Interest in Contemporary Russian Literature Grows in US

Official Poster for Russia's Open Book

Official Poster for Russia’s Open Book: Writing in the Age of Putin

One cultural consequence of the international crisis in Ukraine and the worsening of U.S.-Russian relations is that Americans are more interested in engaging with Russian culture than they have been in the last decade.

At least that’s the prognosis in the world of academia, where funding proposals and demand for Slavic specialists has begun to increase since the start of the Russia-Crimea debacle. “Russian departments around the country have been closing down till now,” says Anna Katsnelson, adjunct professor in Russian literature at CUNY.

“If you want to find out what makes Russia tick, you could do worse than reading Sorokin or Pelevin, or whoever,” says Peter Kauffman, director of Read Russia, which promotes Russian culture in the west. He agrees there is a renewed interest in Russia because, “It’s all over the news again.”

Kauffman is also the producer of the film “Russia’s Open Book: Writing in the Age of Putin,” which screened this month at New York’s Russian Documentary Film Festival. The film is aimed at introducing a Western audience to contemporary Russian literature under the increasingly oppressive Putin regime.

The documentary focuses on six writers, including Vladimir Sorokin and Lyudmila Ulitskaya.
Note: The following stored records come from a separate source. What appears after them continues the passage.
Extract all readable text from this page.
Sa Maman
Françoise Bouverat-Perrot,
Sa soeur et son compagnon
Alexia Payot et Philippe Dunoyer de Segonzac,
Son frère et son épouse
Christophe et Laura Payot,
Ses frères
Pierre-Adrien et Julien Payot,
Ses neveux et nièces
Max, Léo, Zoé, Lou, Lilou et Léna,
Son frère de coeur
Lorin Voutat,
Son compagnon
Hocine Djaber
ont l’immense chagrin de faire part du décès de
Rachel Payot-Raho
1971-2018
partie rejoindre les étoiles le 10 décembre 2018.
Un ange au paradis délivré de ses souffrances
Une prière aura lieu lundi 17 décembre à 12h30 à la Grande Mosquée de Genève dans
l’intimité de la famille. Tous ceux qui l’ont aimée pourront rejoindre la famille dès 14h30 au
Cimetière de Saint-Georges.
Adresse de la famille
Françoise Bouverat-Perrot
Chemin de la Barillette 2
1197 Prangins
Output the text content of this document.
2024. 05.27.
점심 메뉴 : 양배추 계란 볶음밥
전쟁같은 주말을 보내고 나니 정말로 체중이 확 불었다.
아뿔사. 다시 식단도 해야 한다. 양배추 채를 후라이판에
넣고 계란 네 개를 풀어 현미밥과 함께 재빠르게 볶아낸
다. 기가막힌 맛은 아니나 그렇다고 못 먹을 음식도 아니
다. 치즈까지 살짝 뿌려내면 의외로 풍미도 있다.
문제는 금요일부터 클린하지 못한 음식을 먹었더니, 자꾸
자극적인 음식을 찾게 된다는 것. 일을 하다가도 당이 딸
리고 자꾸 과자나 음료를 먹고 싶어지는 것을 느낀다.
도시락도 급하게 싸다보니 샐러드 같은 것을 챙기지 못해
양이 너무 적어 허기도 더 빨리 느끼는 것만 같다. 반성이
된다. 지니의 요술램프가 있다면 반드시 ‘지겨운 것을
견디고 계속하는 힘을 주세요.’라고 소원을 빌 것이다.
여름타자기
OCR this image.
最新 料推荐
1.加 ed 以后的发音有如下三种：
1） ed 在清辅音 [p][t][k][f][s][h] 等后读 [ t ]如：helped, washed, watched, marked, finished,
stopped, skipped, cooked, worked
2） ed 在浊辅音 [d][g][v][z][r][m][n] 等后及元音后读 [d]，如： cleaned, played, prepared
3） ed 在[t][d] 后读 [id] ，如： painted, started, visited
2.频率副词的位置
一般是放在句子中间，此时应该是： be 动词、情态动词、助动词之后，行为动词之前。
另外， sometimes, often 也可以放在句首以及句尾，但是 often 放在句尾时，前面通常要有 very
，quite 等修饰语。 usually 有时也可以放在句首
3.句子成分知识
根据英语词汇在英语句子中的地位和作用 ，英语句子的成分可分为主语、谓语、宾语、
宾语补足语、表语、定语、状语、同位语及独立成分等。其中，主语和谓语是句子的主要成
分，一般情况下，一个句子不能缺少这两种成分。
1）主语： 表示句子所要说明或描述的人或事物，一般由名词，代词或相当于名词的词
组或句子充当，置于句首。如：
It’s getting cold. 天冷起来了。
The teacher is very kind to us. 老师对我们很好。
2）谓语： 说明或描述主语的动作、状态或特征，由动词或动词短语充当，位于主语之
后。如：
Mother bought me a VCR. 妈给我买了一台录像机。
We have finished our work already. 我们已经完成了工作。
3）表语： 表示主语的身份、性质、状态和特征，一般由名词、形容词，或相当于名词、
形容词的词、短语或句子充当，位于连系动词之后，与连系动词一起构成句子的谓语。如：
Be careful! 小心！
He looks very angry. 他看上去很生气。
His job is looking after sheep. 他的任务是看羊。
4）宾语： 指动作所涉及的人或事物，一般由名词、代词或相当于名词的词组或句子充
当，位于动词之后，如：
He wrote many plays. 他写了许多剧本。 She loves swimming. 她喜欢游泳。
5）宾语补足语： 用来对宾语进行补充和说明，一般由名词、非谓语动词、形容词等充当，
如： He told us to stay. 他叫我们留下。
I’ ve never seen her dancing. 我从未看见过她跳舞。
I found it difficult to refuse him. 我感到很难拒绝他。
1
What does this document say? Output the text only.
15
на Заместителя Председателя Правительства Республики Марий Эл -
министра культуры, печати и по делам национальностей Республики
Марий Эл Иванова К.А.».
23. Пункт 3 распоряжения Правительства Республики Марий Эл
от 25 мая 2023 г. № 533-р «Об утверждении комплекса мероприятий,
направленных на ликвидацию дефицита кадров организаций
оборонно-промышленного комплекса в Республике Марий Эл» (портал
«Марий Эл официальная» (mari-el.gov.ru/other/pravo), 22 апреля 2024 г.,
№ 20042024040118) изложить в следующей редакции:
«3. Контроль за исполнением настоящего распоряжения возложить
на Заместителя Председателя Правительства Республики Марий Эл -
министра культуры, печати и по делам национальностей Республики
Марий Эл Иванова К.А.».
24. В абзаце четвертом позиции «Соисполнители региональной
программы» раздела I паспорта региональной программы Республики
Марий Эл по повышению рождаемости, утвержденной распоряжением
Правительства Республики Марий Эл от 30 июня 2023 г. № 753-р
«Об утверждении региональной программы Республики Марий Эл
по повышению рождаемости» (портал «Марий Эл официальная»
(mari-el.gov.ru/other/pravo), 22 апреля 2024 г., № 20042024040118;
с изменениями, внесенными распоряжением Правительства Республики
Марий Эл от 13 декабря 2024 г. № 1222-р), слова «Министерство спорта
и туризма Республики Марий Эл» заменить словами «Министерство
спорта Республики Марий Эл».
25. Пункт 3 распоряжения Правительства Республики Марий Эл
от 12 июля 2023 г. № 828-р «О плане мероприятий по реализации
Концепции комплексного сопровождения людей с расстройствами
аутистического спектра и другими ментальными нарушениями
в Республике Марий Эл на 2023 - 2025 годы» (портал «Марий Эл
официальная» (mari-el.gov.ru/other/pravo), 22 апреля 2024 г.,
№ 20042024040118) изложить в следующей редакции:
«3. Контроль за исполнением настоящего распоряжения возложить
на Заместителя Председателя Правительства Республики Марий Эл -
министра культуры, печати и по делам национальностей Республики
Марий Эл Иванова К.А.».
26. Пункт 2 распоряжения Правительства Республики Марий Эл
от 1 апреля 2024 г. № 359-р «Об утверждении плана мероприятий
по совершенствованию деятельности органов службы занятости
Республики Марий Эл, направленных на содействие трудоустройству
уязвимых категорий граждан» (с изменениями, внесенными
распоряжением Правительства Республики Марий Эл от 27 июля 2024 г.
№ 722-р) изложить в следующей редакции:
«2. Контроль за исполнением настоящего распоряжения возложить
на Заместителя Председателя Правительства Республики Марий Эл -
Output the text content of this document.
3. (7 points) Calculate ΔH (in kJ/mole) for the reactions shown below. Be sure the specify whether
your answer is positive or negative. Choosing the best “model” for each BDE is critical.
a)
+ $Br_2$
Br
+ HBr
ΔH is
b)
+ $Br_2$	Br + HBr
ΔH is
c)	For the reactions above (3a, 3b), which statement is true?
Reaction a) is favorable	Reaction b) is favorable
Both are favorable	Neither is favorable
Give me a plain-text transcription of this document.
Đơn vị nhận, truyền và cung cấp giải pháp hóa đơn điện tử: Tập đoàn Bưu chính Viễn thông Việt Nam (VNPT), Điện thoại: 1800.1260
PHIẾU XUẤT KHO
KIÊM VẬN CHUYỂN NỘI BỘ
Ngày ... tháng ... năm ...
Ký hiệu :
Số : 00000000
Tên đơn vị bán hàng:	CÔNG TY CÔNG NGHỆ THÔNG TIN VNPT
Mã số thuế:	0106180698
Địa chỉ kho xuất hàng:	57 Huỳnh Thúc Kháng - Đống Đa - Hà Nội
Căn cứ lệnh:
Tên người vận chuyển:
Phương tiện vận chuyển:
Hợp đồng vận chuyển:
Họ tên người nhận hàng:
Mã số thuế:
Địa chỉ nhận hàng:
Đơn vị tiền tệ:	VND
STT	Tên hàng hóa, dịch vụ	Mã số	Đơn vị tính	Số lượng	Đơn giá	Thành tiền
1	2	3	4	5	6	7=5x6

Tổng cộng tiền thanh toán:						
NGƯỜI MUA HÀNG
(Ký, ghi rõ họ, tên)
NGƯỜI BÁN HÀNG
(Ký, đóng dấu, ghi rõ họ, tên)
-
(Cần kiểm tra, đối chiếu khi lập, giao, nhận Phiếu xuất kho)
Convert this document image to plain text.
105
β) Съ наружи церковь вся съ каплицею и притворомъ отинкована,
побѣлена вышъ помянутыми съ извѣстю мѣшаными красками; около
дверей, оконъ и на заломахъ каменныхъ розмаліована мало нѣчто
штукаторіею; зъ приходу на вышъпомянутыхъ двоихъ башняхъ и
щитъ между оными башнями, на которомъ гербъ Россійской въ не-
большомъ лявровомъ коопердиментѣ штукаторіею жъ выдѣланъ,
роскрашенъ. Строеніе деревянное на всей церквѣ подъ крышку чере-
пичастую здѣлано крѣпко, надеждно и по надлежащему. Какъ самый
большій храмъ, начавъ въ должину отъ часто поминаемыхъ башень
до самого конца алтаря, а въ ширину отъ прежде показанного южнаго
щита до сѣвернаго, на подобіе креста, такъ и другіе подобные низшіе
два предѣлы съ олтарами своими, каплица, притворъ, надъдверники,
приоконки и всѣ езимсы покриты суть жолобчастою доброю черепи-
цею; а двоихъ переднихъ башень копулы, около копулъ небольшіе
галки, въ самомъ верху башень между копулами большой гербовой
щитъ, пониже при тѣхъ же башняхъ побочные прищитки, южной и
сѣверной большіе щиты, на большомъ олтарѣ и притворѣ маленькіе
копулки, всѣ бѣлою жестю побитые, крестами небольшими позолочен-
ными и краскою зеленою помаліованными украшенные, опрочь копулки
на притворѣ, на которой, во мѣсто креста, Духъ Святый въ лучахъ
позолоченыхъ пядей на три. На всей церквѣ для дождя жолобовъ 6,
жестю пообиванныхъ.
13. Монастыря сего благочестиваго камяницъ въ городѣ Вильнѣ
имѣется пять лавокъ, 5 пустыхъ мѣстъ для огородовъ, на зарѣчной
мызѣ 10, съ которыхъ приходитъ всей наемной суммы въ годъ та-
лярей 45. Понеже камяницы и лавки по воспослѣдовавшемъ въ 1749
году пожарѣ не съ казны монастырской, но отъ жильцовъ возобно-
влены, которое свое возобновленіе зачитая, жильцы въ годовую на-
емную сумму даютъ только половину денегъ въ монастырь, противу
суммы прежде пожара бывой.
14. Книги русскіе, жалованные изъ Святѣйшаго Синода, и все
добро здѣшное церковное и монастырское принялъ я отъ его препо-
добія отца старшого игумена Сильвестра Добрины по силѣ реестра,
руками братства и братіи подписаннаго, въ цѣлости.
Sorokin’s stories are fantastical and postmodernist, whereas Ulitskaya is firmly grounded in realism and traditional narrative structure. But they are united by their political stance against Putin’s rule, whether on a fictional or a practical level.

Opposition is much more explicit in Sorokin’s work; indeed, he is considered Russia’s most politically critical contemporary writer. His satirical novel Blue Salo caused controversy when it was released in 1999, among other things thanks to a homosexual love scene joining clones of Stalin and Khrushchev. A pro-Putin youth movement called Walking Together staged a public protest, denouncing the book as pornography and burning copies of it in front of Moscow’s Bolshoi Theater. A criminal investigation was opened against Sorokin on pornography charges, but it was quickly abandoned.

In the documentary “Russia’s Open Book,” Sorokin talks about a more recent novel, “Day of the Oprichnik,” set in a dystopian future where a czar rules in the Kremlin and a Great Russian Wall separates the country from the rest of the world. Sorokin says Russia’s current political situation gives him much fictional food as a writer; in Day of the Oprichnik, he draws explicit parallels between Putin and the tyrant Ivan the Terrible.

Lyudmila Ulitskaya’s fiction does not engage with politics as explicitly as Sorokin’s. She writes of family dramas and personal relationships, but has the status of a public intellectual in the opposition movement.

It’s not a role she relishes. “I would much rather not participate in demonstrations, if there wasn’t a need to,” she says in the film. But writers in Russia have a long history of being perceived and acting as public figures, often embraced by political movements, in a way that writers in the West aren’t accustomed to.

“In Russia a poet is more than a poet,” the poet Yegveniy Yevtushenko once said. Yevtushenko, popular during a period of relative freedom in the 1960s, used to fill whole stadiums for spoken word concerts.

In a recent New Yorker article, Masha Gessen, a fierce critic of the Putin regime, calls Ulitskaya “a voice of moral authority for differently minded Russians.” But Kauffman disagrees that Ulitskays is an anti-Putin symbol. “It’s more nuanced than writers are anti-regime and the regime is anti-writers,” he says. “There’s a whole gray area zone.”

While Putin may be giving literature some meaty subject matter, that doesn’t mean Russians have a new hunger to read their work, says Gessen. “If anything, there is a turn away from culture in Russia; new writing and the publishing of new writing has been dwindling steadily for years,” she writes in an email response.

Ulitskaya herself seems to agree. “The cultural field is diminishing but this process can be observed in Europe too,” said Ulitskaya in an interview last year. “A writer, however, has only one task that merits respect: to look at the world that surrounds them and reflect it as best they can. And so I am looking.”